Mozilla and Google provide an alternative called gemmafile which gives you an airgapped version of Gemini (which Google calls Gemma) that runs locally in a single file without any dependencies. https://huggingface.co/jartine/gemma-2-27b-it-llamafile It's been deployed into production by 32% of organizations: https://www.wiz.io/reports/the-state-of-ai-in-the-cloud-2025

There's nothing wrong with promoting your own projects, but its a little weird that you don't disclose that you're the creator.

  • It would be more accurate to say I packaged it. llamafile is a project I did for Mozilla Builders where we compiled llama.cpp with cosmopolitan libc so that LLMs can be portable binaries. https://builders.mozilla.org/ Last year I concatenated the Gemma weights onto llamafile and called it gemmafile and it got hundreds of thousands of downloads. https://x.com/JustineTunney/status/1808165898743878108 I currently work at Google on Gemini improving TPU performance. The point is that if you want to run this stuff 100% locally, you can. Myself and others did a lot of work to make that possible.

    • I keep meaning to investigate how I can use your tools to create single-file executables for Python projects, so thanks for posting and reminding me.

      1 reply →

That is just Gemma model. Most people seek capabilities equivalent for Gemini 2.5 Pro if they want to do any kind of coding.
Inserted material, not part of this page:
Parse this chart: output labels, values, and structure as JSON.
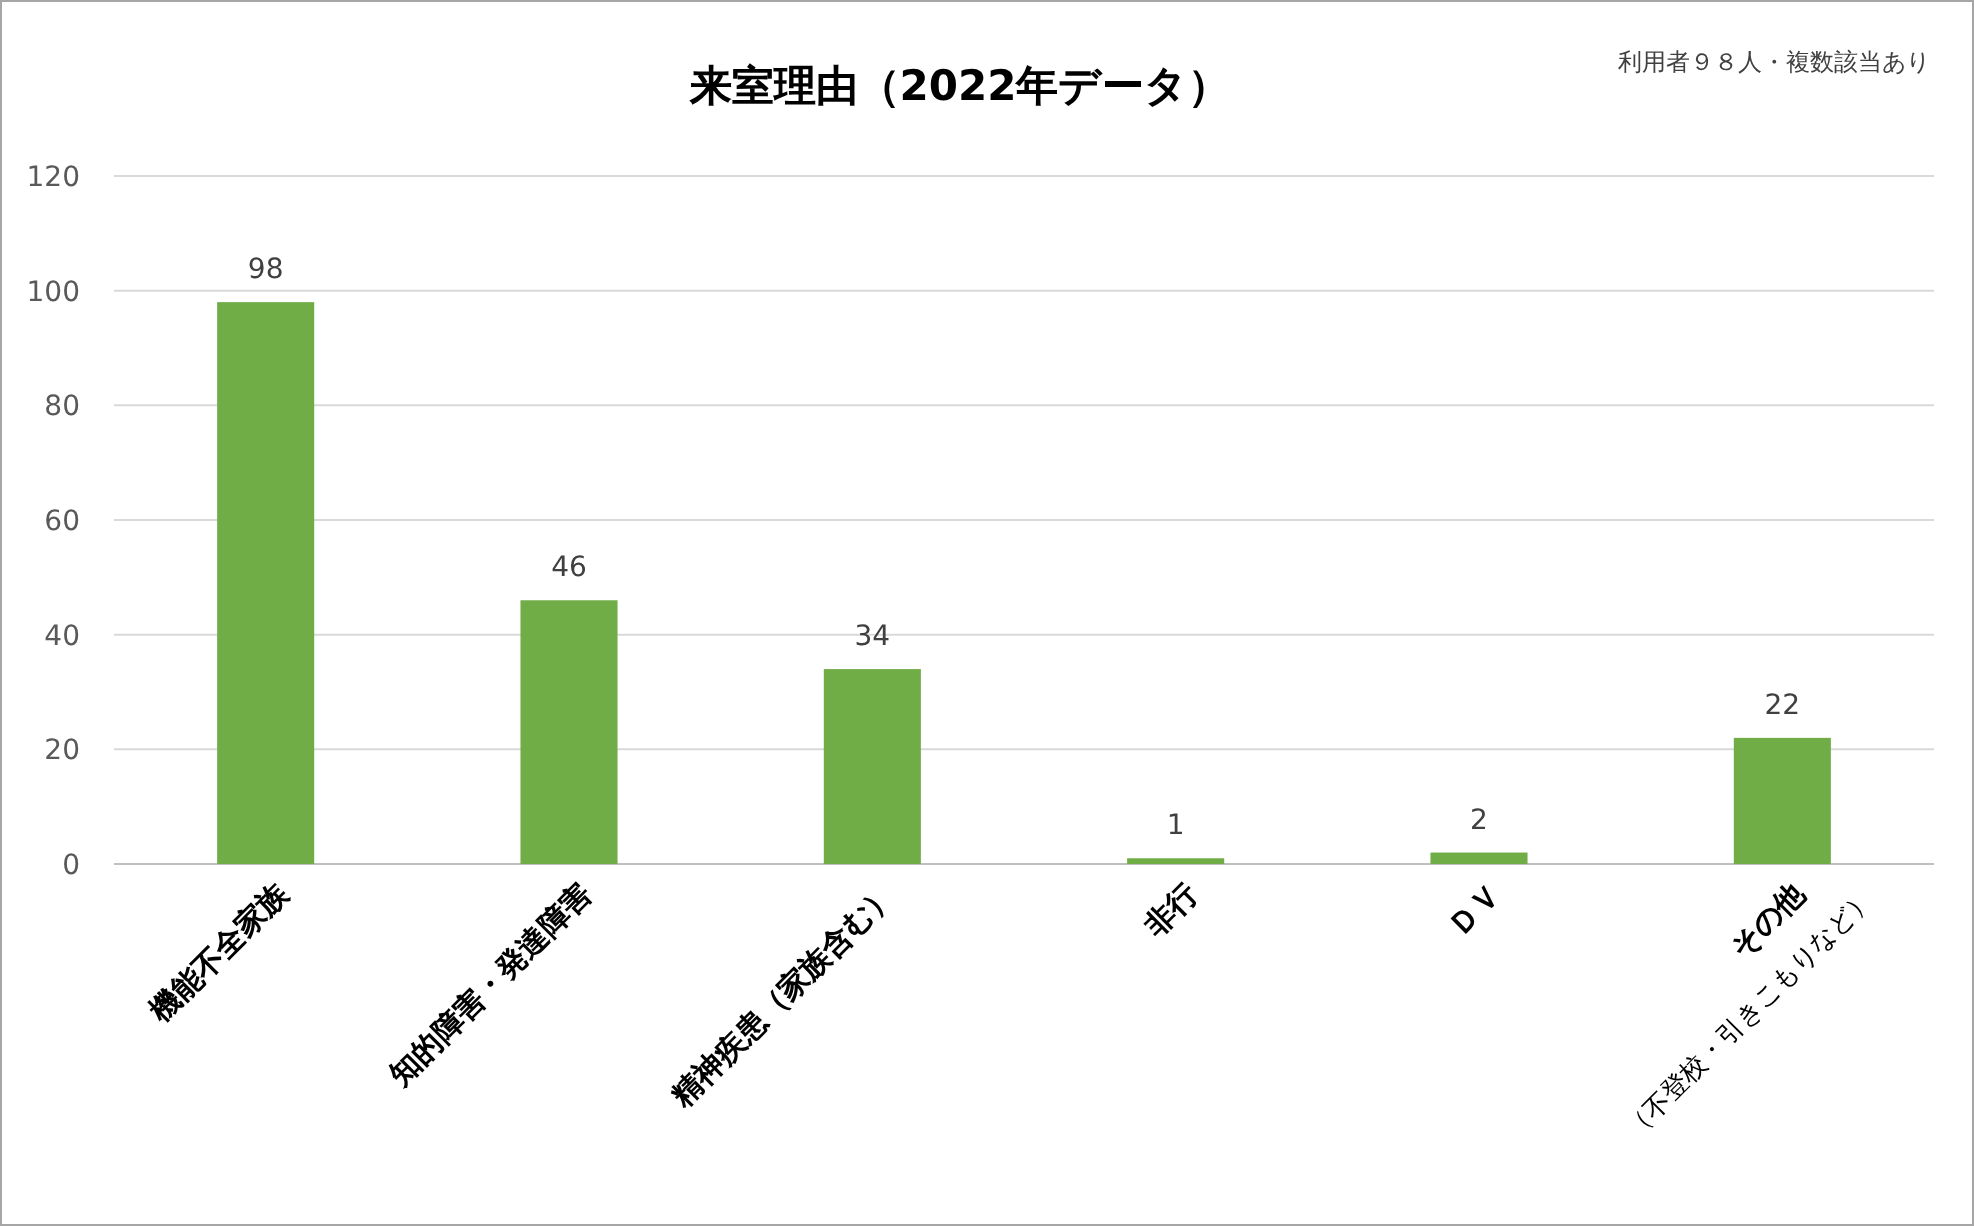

  • Gemma 27b can write working code in dozens of programming languages. It can even translate between languages. It's obviously not as good as Gemini, which is the best LLM in the world, but Gemma is built from the same technology that powers Gemini and Gemma is impressively good for something that's only running locally on your CPU or GPU. It's a great choice for airgapped environments. Especially if you use old OSes like RHEL5.

    • It may be sufficient for generating serialized data and for some level of autocomplete but not for any serious agentic coding where you won't end up wasting time. Maybe some junior level programmers may find it still fascinating but senior level programmers end up fighting with bad design choices, poor algorithms and other verbose garbage most of the time. This happens even with the best models.

      1 reply →

    • I've spent a long time with models, gemma-3-27b feels distilled from Gemini 1.5. I think the useful coding abilities really started to emerge with 2.5.

    • The technology that powers Gemini created duds until Gemini 2.5 Pro; 2.5 Pro is the prize.